I grew up hearing many quirky sayings, “Children should be seen and not heard,” “Money doesn’t grow on trees,” and another one that sticks out is "God gave you two ears and one mouth, so you ought to listen twice as much as you speak." Well, maybe that last one is not so quirky. When you need to have the talk about money with your spouse and family, you need to do both, listen and speak, so that you are heard and understood.
I was privileged to be interviewed for an article published for Financial Planning Standards Council on this very topic. Talking about money with family members is not easy but “not talking” is by far worse. Without the important conversations, misunderstandings are bound to occur. Dropping subtle hints about your goals and dreams or expecting others to read your mind are only wishful strategies on your part. It’s okay to be afraid but don’t let fear stop you from starting the conversation. Take charge. I hope you can glean some valuable information from the following article.
Is it time for ‘the talk’ about money?
Money is the last taboo – or so seems. It’s a sticky subject we just don’t like to talk about. But there comes a time when there’s simply no option left but to jump in and hash it out.
It may be asking for a raise, reining in an overspending partner, estate planning with aging parents, or teaching children about debt. Delores Moskal, a CERTIFIED FINANCIAL PLANNER® professional with Cornerstone Credit Union in Yorkton, Sask. cautions that no matter the situation, leaving ‘the talk’ for too long brings consequences:
- unrealized goals
- creditors at the door
- delayed retirement
- marital friction
When a couple has different spending and saving habits, it can jeopardize financial security, leave dreams unfulfilled, and cause marital tension. Failing to discuss estate plans with parents can cause sibling strife and mounting legal fees after their deaths. And, allowing children to run up credit card debt and cell phone bills starts them on a negative footing before they even begin to face the many other challenges of adulthood.

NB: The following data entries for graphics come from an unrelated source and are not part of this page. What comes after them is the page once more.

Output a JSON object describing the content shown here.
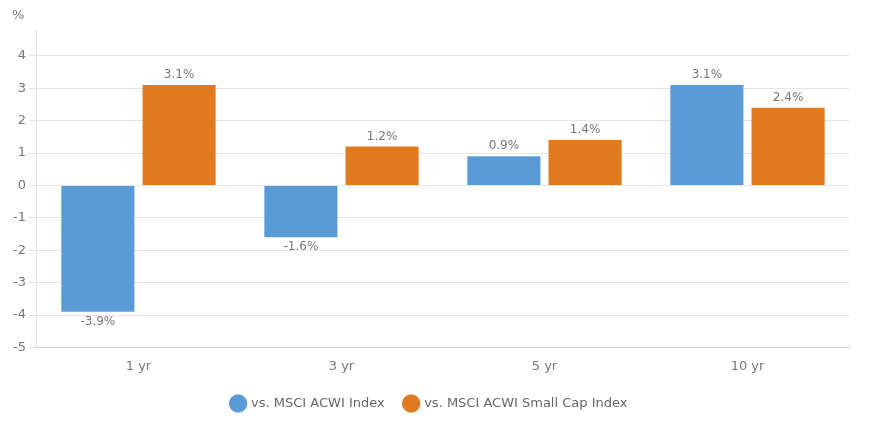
{
  "chart_data": {
    "type": "bar",
    "categories": [
      "1 yr",
      "3 yr",
      "5 yr",
      "10 yr"
    ],
    "series": [
      {
        "name": "vs. MSCI ACWI Index",
        "color": "#5B9BD5",
        "values": [
          -3.9,
          -1.6,
          0.9,
          3.1
        ],
        "value_labels": [
          "-3.9%",
          "-1.6%",
          "0.9%",
          "3.1%"
        ]
      },
      {
        "name": "vs. MSCI ACWI Small Cap Index",
        "color": "#E07B20",
        "values": [
          3.1,
          1.2,
          1.4,
          2.4
        ],
        "value_labels": [
          "3.1%",
          "1.2%",
          "1.4%",
          "2.4%"
        ]
      }
    ],
    "ylim": [
      -5,
      4.8
    ],
    "yticks": [
      -5,
      -4,
      -3,
      -2,
      -1,
      0,
      1,
      2,
      3,
      4
    ],
    "grid": true,
    "legend": "bottom",
    "data_labels": true,
    "annotations": [
      "%"
    ]
  }
}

So just how do you start a conversation about money?
It’s not personal, it’s business
When it comes to asking for a raise or negotiating a contract, check your ego at the door and take emotion out of the equation. You may have done a great job and deserve a raise, but you have to be able to back it up. Outline accomplishments and how they’ve contributed to the bottom line by saving money or generating revenue. Taking a business approach is more likely to bring positive results.
It’s all in the family
For families, it’s about having a reality check and discussing what-ifs, says Ms. Moskal. Most people don’t plan for the unexpected like job loss, the arrival of twins or a serious illness. Others haven’t talked about buying a home or sending children to university. These are all issues that need to be discussed and planned for early.
“A neutral, non-judgmental third party can help start the conversation,” she says. “Having a referee in your corner can help prevent arguments from escalating and help uncover the path forward together.”
A financial planner, for example, can take a holistic look at the situation and help families gain a better understanding of income and expenditures, establish mutually agreed upon goals, and identify areas where actions can be taken to achieve those goals.
The upside of having ‘the talk’?
- Relationships are more harmonious.
- Dreams are achieved faster.
- A career is more rewarding.
- And, you’re setting a great example for your children.